John Haberman from Purdue comments:
Michael, you talked about the consequences of on-time delivery. On-time delivery is not a bad thing. Also, when you said that we might have an extinction, to lay this extinction on cars and not the environment, not on the cycle of the earth, we have to be environmentally conscious, but there is a correlation between what happened during that time period. Whatever happened then, there was still extinction. You talked about promoting the economy while at the same time shutting down the economy.

Michael Replogle answers:
I think, actually, what I am talking about is trying to build a more robust and sustainable economy that creates a lot of new jobs, through lower carbon emission development.

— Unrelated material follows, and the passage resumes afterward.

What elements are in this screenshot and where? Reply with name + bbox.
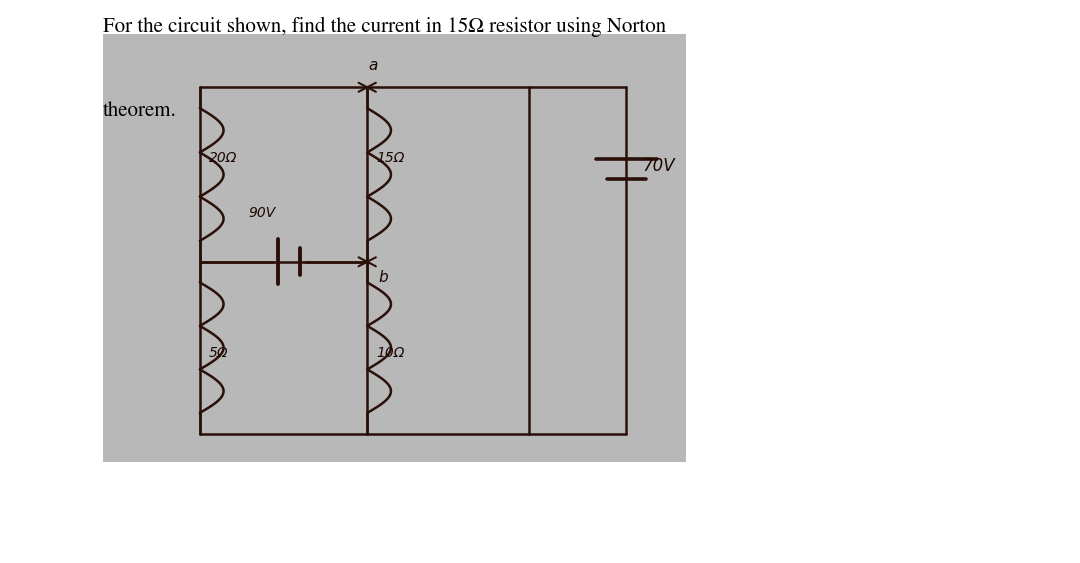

I think there is a huge potential of creating more jobs in America, building smart highways, building smart transit systems, building smart freight systems. We are big proponents of increased investment in transportation to do just that. So we can improve mobility by reducing environmental consequences. Los Angeles had adopted a new action plan to double the number of container shipments through that corridor over the next decade and reducing pollution by half. There is no reason we can’t adopt that kind of philosophy for the public managing our roads nationally. I think there is nothing wrong with just-in-time delivery, but it puts scheduling constraints on truckers. They have to travel on congested roadways during peak times, so we have to charge them more. Time charges should be put more on the shipper not the trucker. We shouldn’t stick the trucker with the cost of a peak-period toll that they don’t have the flexibility to adjust. As the climate change, the dinosaur extinction is largely thought by scientists to have occurred because there was a massive meteor that hit the earth and basically caused a huge global change and climate. There is evidence around the world. What is happening today is that the GHG, particularly the CO2 emissions and particularly since the 1950s, have risen very sharply. Average temperature tracks pretty closely with the CO2 emissions, but now temperatures have surpassed CO2 emissions. The evidence is pretty overwhelming that this is a human-induced change.